Litehouse Foods Inc. is on an aggressive growth path, says Jim Frank, the longtime Sandpoint-based salad dressing maker's president.
Within five years, the company aims to increase its sales by about 78 percent, and hopes eventually to be one of the top 10 food producers in the country, he says. The company does not disclose its sales.
Frank says the employee-owned company made a decision to not back off of its efforts to expand when the economy tanked in 2009, and has backed up its resolve with specific plans, such as increasing its marketing, expanding its product line, going into new sales territories, including in Chicago and other markets nationwide, and investing more, rather than less, in research and development.
"It's an aggressive goal, and we're putting together the plans to do that," Frank says.
Those plans include expansion in several ways, from expanding its products and where they're available to growing market share where the company is already, to moving into different kinds of stores and departments within stores.
Litehouse plans to add lemonade and sweetened and unsweetened bottled teas this year to a line of ciders it launched last fall, all of which will be bottled at Joanna Beverage Co., of Spokane, says Paul Kusche, Litehouse's vice president of marketing and innovations.
Also, the company just launched a line of 20 products, including eight salad dressings, as well as caramel, chocolate dips and Litehouse's strawberry glaze, throughout Mexico, for which it has created plastic packaging that's less cumbersome, Frank says.
The company hopes to tap into a market of about 35 million consumers in Mexico who shop at stores such as Wal-Mart, and the Soriana and Futurama, grocery chains, Kusche says.
In the U.S., instead of being satisfied to market products in the produce sections of supermarkets, where its refrigerated dressings have had a longtime home, Litehouse now is setting its sights on grocery-store delis for a new line of cheese it's launching. It's a new way the company has found to showcase the talent of its resident cheese maker, Ralph Stuart, who one company executive calls a "rock star" in the cheese world, by launching a line of artisanal cheeses that will be sold in supermarket delis and also in wineshops or other specialty stores, Kusche says.
The line of cheeses will include gorgonzola, bleu, feta, and a three-cheese blend that will contain asiago, Romano, and parmesan cheeses. Kusche says the soft cheeses will be produced at Litehouse's Sandpoint factory, but the hard cheeses will be produced by a partner, because they can't be produced in the same facility as a bleu cheese due to food production regulations.
Litehouse has invested heavily in both marketing campaigns and research and development and has added some staff positions in both of those departments, in order to grow market share and diversify its product line, Frank says.

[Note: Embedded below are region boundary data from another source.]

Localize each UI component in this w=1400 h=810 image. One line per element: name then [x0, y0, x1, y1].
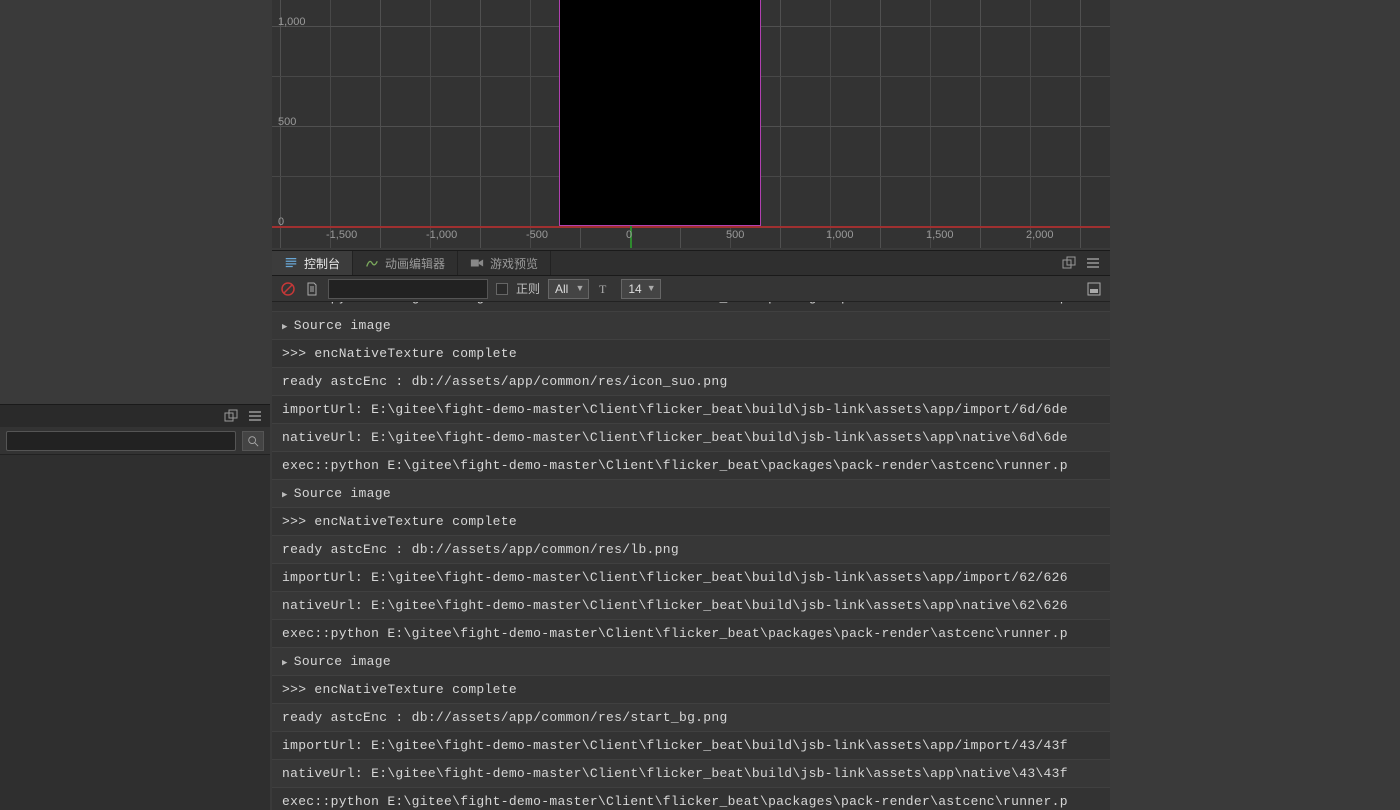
popout-icon[interactable]: [1062, 256, 1076, 270]
log-row[interactable]: >>> encNativeTexture complete: [272, 508, 1110, 536]
assets-panel: [0, 404, 270, 810]
log-row[interactable]: >>> encNativeTexture complete: [272, 340, 1110, 368]
font-size-value: 14: [628, 282, 641, 296]
bottom-panel-tabs: 控制台 动画编辑器 游戏预览: [272, 250, 1110, 276]
log-row[interactable]: Source image: [272, 648, 1110, 676]
console-log[interactable]: exec::python E:\gitee\fight-demo-master\…: [272, 302, 1110, 810]
console-filter-input[interactable]: [328, 279, 488, 299]
log-level-value: All: [555, 282, 568, 296]
log-row[interactable]: exec::python E:\gitee\fight-demo-master\…: [272, 788, 1110, 810]
regex-label: 正则: [516, 280, 540, 297]
svg-text:T: T: [599, 282, 607, 296]
assets-search-bar: [0, 427, 270, 455]
animation-icon: [365, 256, 379, 270]
log-row[interactable]: ready astcEnc : db://assets/app/common/r…: [272, 704, 1110, 732]
menu-icon[interactable]: [248, 409, 262, 423]
ruler-x-label: 2,000: [1026, 229, 1054, 241]
open-log-file-button[interactable]: [304, 281, 320, 297]
camera-icon: [470, 256, 484, 270]
scene-canvas[interactable]: 1,000 500 0 -1,500 -1,000 -500 0 500 1,0…: [272, 0, 1110, 248]
ruler-y-label: 500: [278, 116, 296, 128]
log-row[interactable]: exec::python E:\gitee\fight-demo-master\…: [272, 302, 1110, 312]
log-row[interactable]: Source image: [272, 312, 1110, 340]
ruler-x-label: 0: [626, 229, 632, 241]
assets-panel-header: [0, 405, 270, 427]
console-toolbar: 正则 All T 14: [272, 276, 1110, 302]
console-icon: [284, 256, 298, 270]
menu-icon[interactable]: [1086, 256, 1100, 270]
log-row[interactable]: nativeUrl: E:\gitee\fight-demo-master\Cl…: [272, 592, 1110, 620]
ruler-x-label: -1,500: [326, 229, 357, 241]
log-row[interactable]: ready astcEnc : db://assets/app/common/r…: [272, 536, 1110, 564]
ruler-y-label: 1,000: [278, 16, 306, 28]
tab-game-preview[interactable]: 游戏预览: [458, 251, 551, 275]
collapse-icon[interactable]: [1086, 281, 1102, 297]
ruler-x-label: 1,000: [826, 229, 854, 241]
popout-icon[interactable]: [224, 409, 238, 423]
tab-console[interactable]: 控制台: [272, 251, 353, 275]
tab-animation-editor[interactable]: 动画编辑器: [353, 251, 458, 275]
scene-node-phone[interactable]: 健康游戏忠告 抵制不良游戏，拒绝盗版游戏。 注意自我保护，谨防受骗上当。 适度游…: [560, 0, 760, 225]
regex-checkbox[interactable]: [496, 283, 508, 295]
log-row[interactable]: exec::python E:\gitee\fight-demo-master\…: [272, 620, 1110, 648]
ruler-x-label: 500: [726, 229, 744, 241]
log-row[interactable]: importUrl: E:\gitee\fight-demo-master\Cl…: [272, 564, 1110, 592]
log-level-select[interactable]: All: [548, 279, 589, 299]
log-row[interactable]: exec::python E:\gitee\fight-demo-master\…: [272, 452, 1110, 480]
axis-x-line: [272, 226, 1110, 228]
ruler-x-label: -500: [526, 229, 548, 241]
tab-label: 动画编辑器: [385, 255, 445, 272]
log-row[interactable]: ready astcEnc : db://assets/app/common/r…: [272, 368, 1110, 396]
log-row[interactable]: importUrl: E:\gitee\fight-demo-master\Cl…: [272, 396, 1110, 424]
font-size-select[interactable]: 14: [621, 279, 660, 299]
text-size-icon[interactable]: T: [597, 281, 613, 297]
log-row[interactable]: importUrl: E:\gitee\fight-demo-master\Cl…: [272, 732, 1110, 760]
log-row[interactable]: nativeUrl: E:\gitee\fight-demo-master\Cl…: [272, 760, 1110, 788]
assets-search-input[interactable]: [6, 431, 236, 451]
clear-button[interactable]: [280, 281, 296, 297]
ruler-x-label: -1,000: [426, 229, 457, 241]
log-row[interactable]: nativeUrl: E:\gitee\fight-demo-master\Cl…: [272, 424, 1110, 452]
log-row[interactable]: >>> encNativeTexture complete: [272, 676, 1110, 704]
tab-label: 控制台: [304, 255, 340, 272]
ruler-y-label: 0: [278, 216, 284, 228]
assets-search-button[interactable]: [242, 431, 264, 451]
ruler-x-label: 1,500: [926, 229, 954, 241]
tab-label: 游戏预览: [490, 255, 538, 272]
log-row[interactable]: Source image: [272, 480, 1110, 508]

The company has about 500 employees altogether, including 340 at its Sandpoint plant and headquarters, and another about 150 at a plant it operates in Lowell, Mich., along with some temporary employees at different times.

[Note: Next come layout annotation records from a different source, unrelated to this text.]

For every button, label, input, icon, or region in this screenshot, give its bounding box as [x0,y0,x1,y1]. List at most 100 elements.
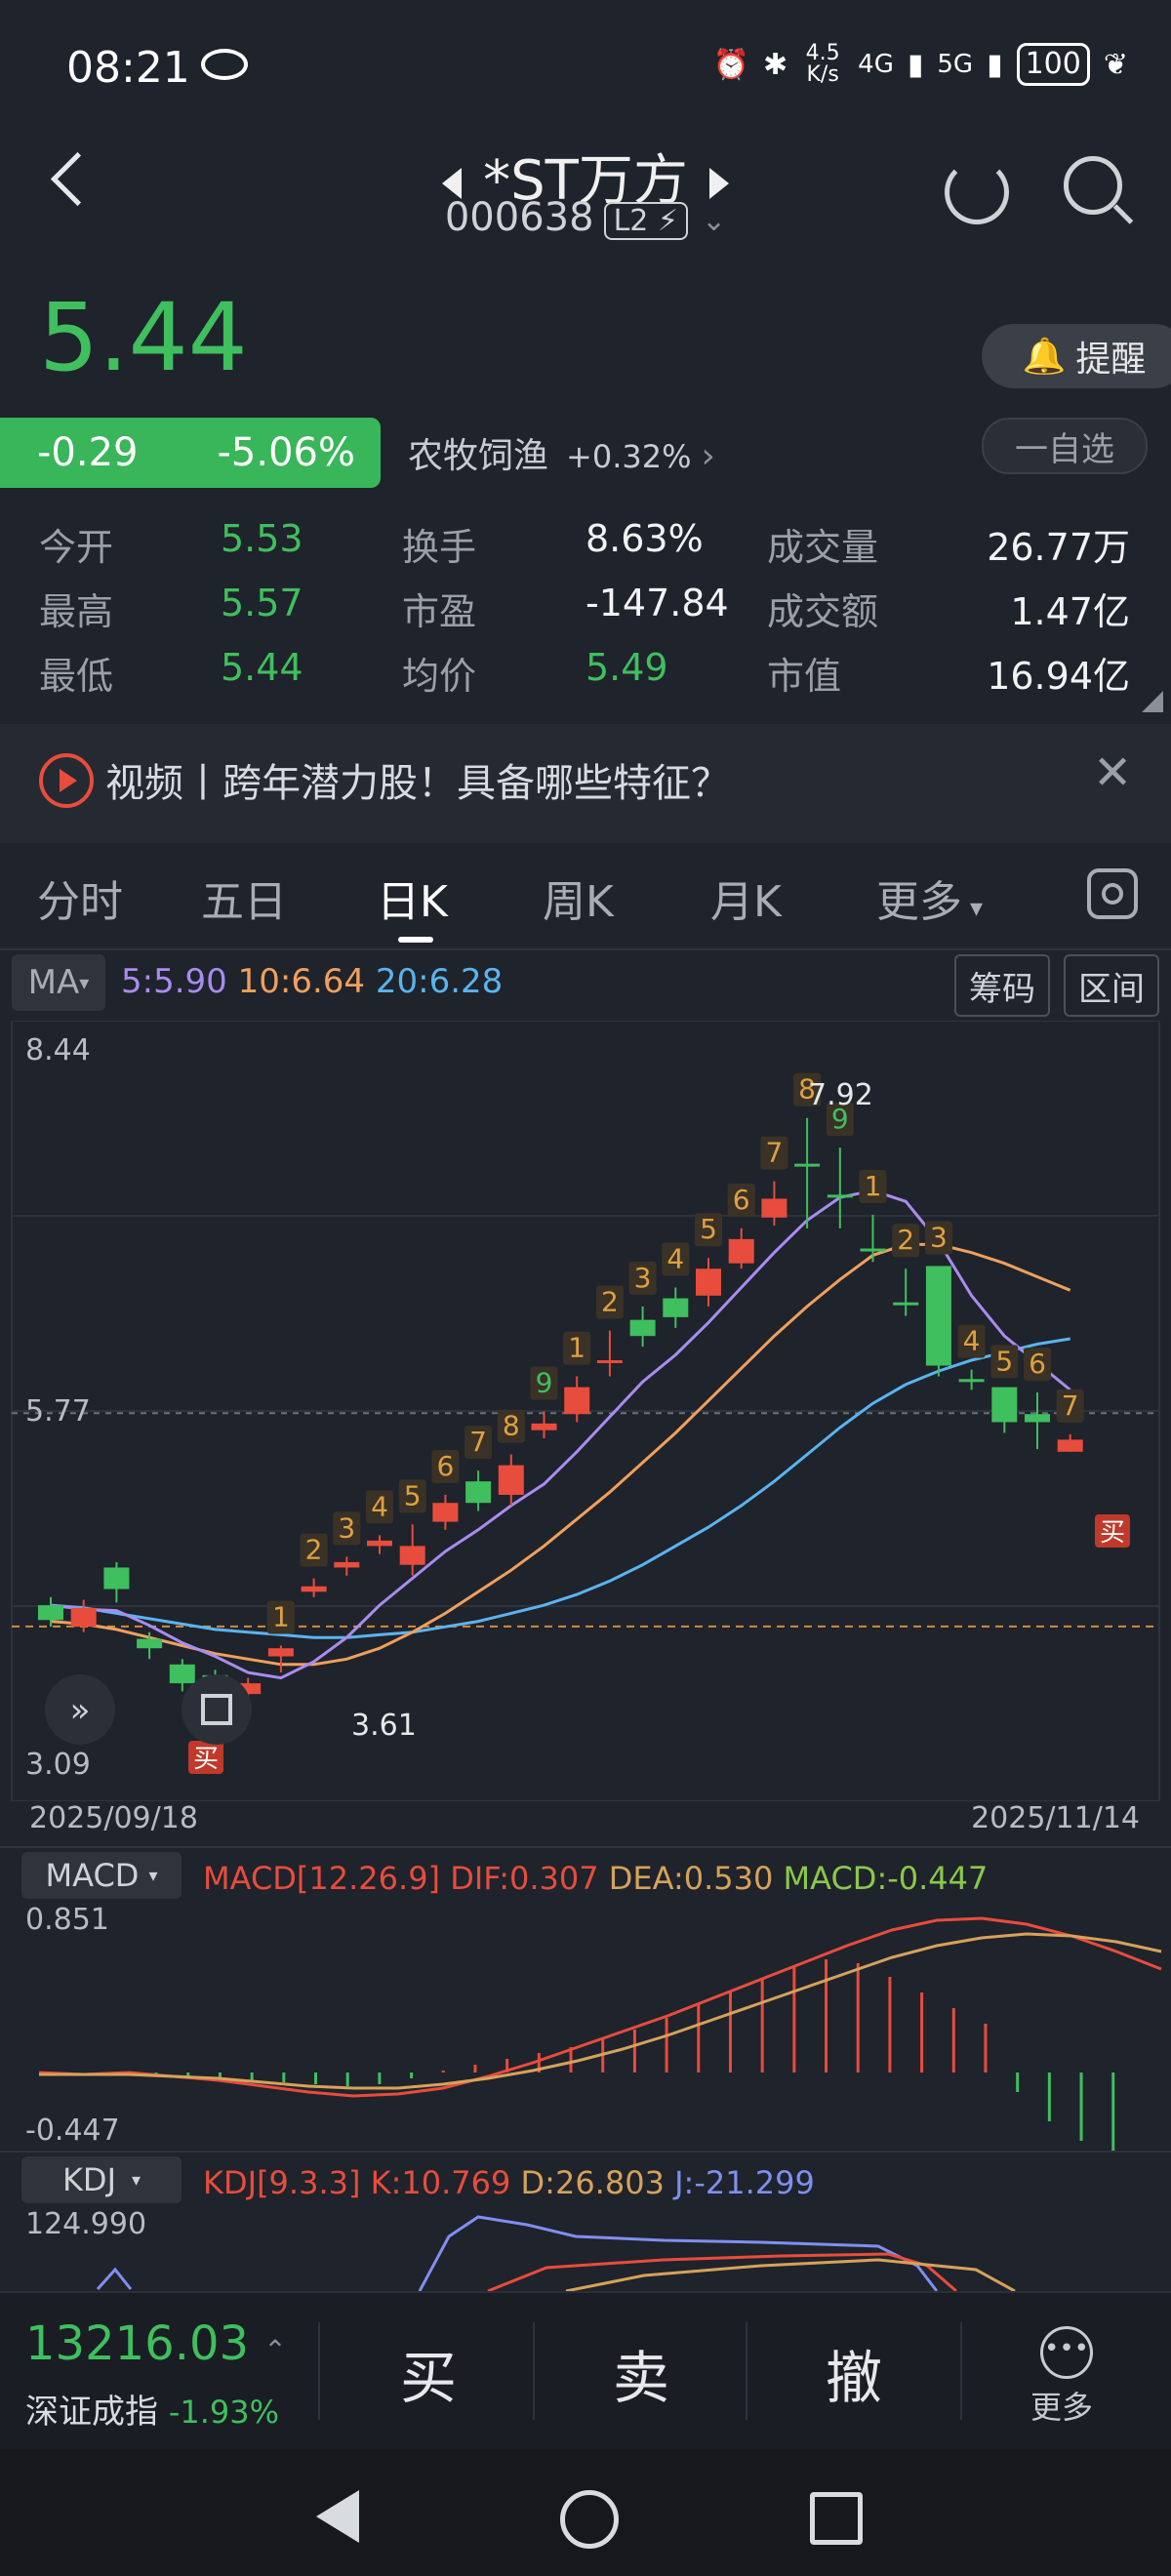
macd-bottom-label: -0.447 [25,2113,120,2148]
candle-body [465,1481,492,1504]
macd-values: MACD[12.26.9] DIF:0.307 DEA:0.530 MACD:-… [203,1860,988,1897]
ma-selector[interactable]: MA ▾ [12,954,105,1011]
kdj-label: KDJ [61,2161,116,2198]
nav-back-icon[interactable] [314,2490,359,2543]
sequence-number: 5 [700,1213,717,1245]
kdj-d: D:26.803 [520,2164,665,2201]
stat-value: 5.57 [221,582,303,624]
tab-daily-k[interactable]: 日K [377,866,448,929]
status-time: 08:21 [66,43,190,93]
level-text: L2 [613,204,649,238]
watchlist-button[interactable]: 一自选 [982,418,1148,474]
price-low-label: 3.09 [25,1748,91,1782]
trade-bar: 13216.03 ⌃ 深证成指 -1.93% 买 卖 撤 ••• 更多 [0,2291,1171,2451]
kdj-params: KDJ[9.3.3] [203,2164,361,2201]
kline-chart[interactable]: 1234 5678912345678912 345 67 8.44 5.77 3.09… [0,1021,1171,1801]
candle-body [629,1319,656,1337]
more-icon[interactable]: ••• [1040,2326,1093,2379]
kdj-selector[interactable]: KDJ ▾ [21,2156,182,2203]
remind-label: 提醒 [1075,340,1147,380]
divider [318,2322,320,2420]
fullscreen-button[interactable] [182,1674,252,1745]
candle-body [696,1268,721,1296]
candle-body [860,1248,886,1252]
news-text[interactable]: 视频丨跨年潜力股！具备哪些特征？ [105,751,730,808]
change-bar: -0.29 -5.06% [0,418,381,488]
tab-more[interactable]: 更多 ▾ [876,866,983,929]
ma5-line [50,1188,1071,1680]
close-icon[interactable]: ✕ [1093,745,1132,800]
macd-selector[interactable]: MACD ▾ [21,1852,182,1899]
news-banner[interactable]: 视频丨跨年潜力股！具备哪些特征？ ✕ [0,724,1171,843]
chevron-up-icon: ⌃ [263,2334,287,2366]
price-change-pct: -5.06% [217,430,355,475]
tab-weekly-k[interactable]: 周K [543,866,614,929]
sequence-number: 4 [963,1325,981,1357]
candle-body [893,1302,919,1306]
ma5-value: 5:5.90 [121,962,227,1001]
kdj-d-line [565,2258,1016,2291]
sequence-number: 4 [371,1490,388,1522]
stat-label: 成交量 [767,526,879,569]
candle-body [169,1664,195,1684]
tab-underline [398,937,433,943]
expand-chart-button[interactable]: » [45,1674,115,1745]
tab-more-label: 更多 [876,877,962,927]
divider [746,2322,747,2420]
sequence-number: 2 [305,1533,323,1565]
sequence-number: 3 [338,1511,355,1544]
candle-body [663,1298,689,1317]
more-label[interactable]: 更多 [1030,2383,1093,2428]
refresh-icon[interactable] [945,160,1009,224]
candle-body [432,1503,459,1522]
buy-button[interactable]: 买 [400,2332,457,2414]
sell-button[interactable]: 卖 [613,2332,669,2414]
cancel-order-button[interactable]: 撤 [826,2332,882,2414]
tab-monthly-k[interactable]: 月K [710,866,782,929]
industry-pct: +0.32% [566,438,692,475]
nav-recents-icon[interactable] [810,2492,863,2545]
ma-label: MA [27,963,80,1002]
buy-marker-text: 买 [1100,1518,1125,1548]
candle-body [564,1387,590,1415]
kdj-chart[interactable] [0,2207,1171,2291]
nav-home-icon[interactable] [560,2490,619,2549]
battery-icon: 100 [1016,43,1090,86]
candle-body [1057,1439,1083,1452]
sequence-number: 5 [995,1345,1013,1377]
stat-label: 最高 [39,590,114,633]
sequence-number: 6 [733,1184,750,1216]
candle-body [1025,1414,1050,1423]
range-button[interactable]: 区间 [1064,954,1159,1017]
stat-value: 26.77万 [987,526,1130,569]
candle-body [794,1163,821,1167]
settings-icon[interactable] [1087,868,1138,919]
expand-corner-icon[interactable] [1142,691,1163,712]
stat-label: 成交额 [767,590,879,633]
buy-marker-text: 买 [193,1745,219,1774]
candle-body [267,1648,294,1657]
index-value[interactable]: 13216.03 ⌃ [25,2316,287,2371]
remind-button[interactable]: 🔔 提醒 [982,324,1171,388]
sequence-number: 7 [1062,1389,1079,1422]
macd-chart[interactable] [0,1901,1171,2151]
stock-code: 000638 [444,195,594,240]
chevron-down-icon[interactable]: ⌄ [702,204,726,238]
price-top-label: 8.44 [25,1033,91,1067]
search-icon[interactable] [1064,156,1122,215]
industry-link[interactable]: 农牧饲渔 +0.32% › [408,427,715,478]
sequence-number: 1 [865,1170,882,1202]
stat-value: 5.49 [586,646,668,689]
sequence-number: 9 [536,1366,553,1398]
sequence-number: 4 [666,1243,684,1275]
tab-five-day[interactable]: 五日 [201,866,287,929]
chips-button[interactable]: 筹码 [954,954,1050,1017]
leaf-icon: ❦ [1103,47,1128,82]
sequence-number: 8 [503,1410,520,1442]
alarm-icon: ⏰ [712,47,750,82]
sequence-number: 7 [469,1426,487,1458]
tab-intraday[interactable]: 分时 [37,866,123,929]
level-badge[interactable]: L2 ⚡ [603,202,688,240]
signal-icon: ▮ [987,47,1003,82]
dropdown-icon: ▾ [132,2169,141,2191]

Frank says Litehouse's investment in creating new products to broaden its reach will continue to drive its growth.
"Our commitment to innovation is the lifeblood of our company," he says.
It's proved to be a successful strategy in rolling out new products, such as a line of varietal apple ciders Litehouse introduced last fall, Frank says. This year, Litehouse expects to sell about 3.75 million gallons of cider nationwide, up from about 500,000 gallons last year, all of which was sold in the western U.S. between September and December. The company has committed to using all Washington-grown apples in its cider production, which will strengthen the brand recognition, Frank says.

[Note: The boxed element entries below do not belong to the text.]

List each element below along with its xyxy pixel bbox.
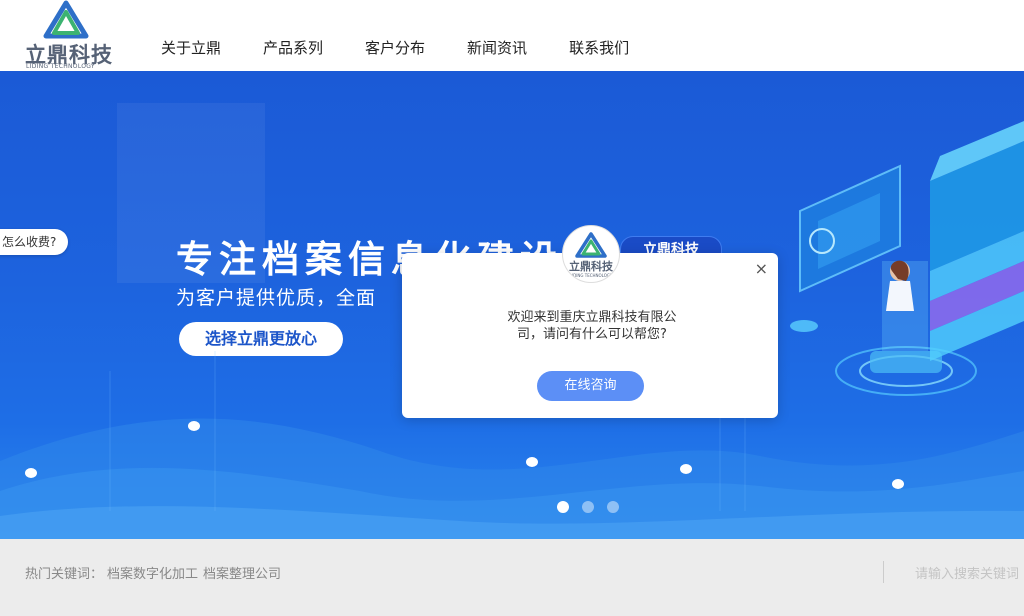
search-input[interactable] — [905, 559, 1024, 587]
slider-pagination — [557, 501, 619, 513]
chat-popup: 立鼎科技 LIDING TECHNOLOGY × 欢迎来到重庆立鼎科技有限公司，… — [402, 225, 778, 418]
logo-triangle-icon — [43, 0, 89, 39]
slider-dot-1[interactable] — [557, 501, 569, 513]
nav-item-news[interactable]: 新闻资讯 — [446, 36, 548, 60]
hot-keyword-link[interactable]: 档案数字化加工 — [107, 563, 198, 582]
hot-keywords-label: 热门关键词： — [25, 567, 104, 582]
nav-item-products[interactable]: 产品系列 — [242, 36, 344, 60]
chat-message: 欢迎来到重庆立鼎科技有限公司，请问有什么可以帮您? — [507, 310, 677, 342]
slider-dot-2[interactable] — [582, 501, 594, 513]
site-logo[interactable]: 立鼎科技 LIDING TECHNOLOGY — [22, 0, 112, 71]
chat-avatar: 立鼎科技 LIDING TECHNOLOGY — [562, 225, 620, 283]
search-divider — [883, 561, 884, 583]
close-icon[interactable]: × — [755, 261, 768, 277]
slider-dot-3[interactable] — [607, 501, 619, 513]
hot-keyword-link[interactable]: 档案整理公司 — [203, 563, 281, 582]
chat-avatar-subtext: LIDING TECHNOLOGY — [570, 273, 613, 278]
server-illustration — [790, 121, 1024, 396]
faq-bubble[interactable]: 怎么收费? — [0, 229, 69, 255]
chat-avatar-text: 立鼎科技 — [569, 259, 614, 273]
nav-item-about[interactable]: 关于立鼎 — [140, 36, 242, 60]
nav-item-contact[interactable]: 联系我们 — [548, 36, 650, 60]
main-nav: 关于立鼎 产品系列 客户分布 新闻资讯 联系我们 — [140, 36, 650, 60]
logo-subtext: LIDING TECHNOLOGY — [26, 63, 95, 70]
site-header: 立鼎科技 LIDING TECHNOLOGY 关于立鼎 产品系列 客户分布 新闻… — [0, 0, 1024, 71]
logo-triangle-icon: 立鼎科技 LIDING TECHNOLOGY — [569, 232, 614, 278]
online-consult-button[interactable]: 在线咨询 — [537, 371, 644, 401]
hot-keywords-bar: 热门关键词： 档案数字化加工 档案整理公司 — [0, 539, 1024, 616]
nav-item-clients[interactable]: 客户分布 — [344, 36, 446, 60]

Frank says Litehouse has been aggressive in its marketing program for both new and established products as it seeks to create a more nationally and, ultimately, internationally recognized name, eyeing Latin America and Asia, and Europe as potential future markets. It has gained market share for its signature refrigerated salad dressing line in two big markets, Sacramento and Minneapolis, by concentrating on advertising in those markets. Frank says that over the past year, Litehouse has become the top selling brand of refrigerated salad dressing in Minneapolis, up from its previous position as the second-biggest, and moved up from third best-selling to second-best in Sacramento.
Litehouse has added social media to its marketing mix, and has worked on revamping its Web site, buying banner advertising on the Internet, and adding a healthy-recipe Web site using its products to engage consumers further, Kusche says. Though it's hard to quantify the benefits of that approach as far as hard sales numbers go, the company sees a strong social media presence as another way to build brand recognition, Kusche says.
Frank says that though Litehouse has land available in both Sandpoint and Michigan for expansion of its production facilities, it still has capacity to increase production in its current facilities and has no plans to expand its plants yet.
With its permanent employees and some occasional temporary hires, the company can ramp production up or down as needed, he says, and for now it expects to remain fairly stable on the numbers of people it employs. The positions it has added recently mainly have been in marketing and product development, which the company sees as key ingredients for moving toward its aggressive goals, he says.
Kusche says the company will continue to emphasize development of new products, and is in the process of installing a research-and-development kitchen in one of two former houses it has bought adjacent to its Sandpoint factory. There, a team of nine food developers will come up with new products for the company, he says.
"We're looking at all avenues of growth, not just adding another bottle of dressing," Kusche says.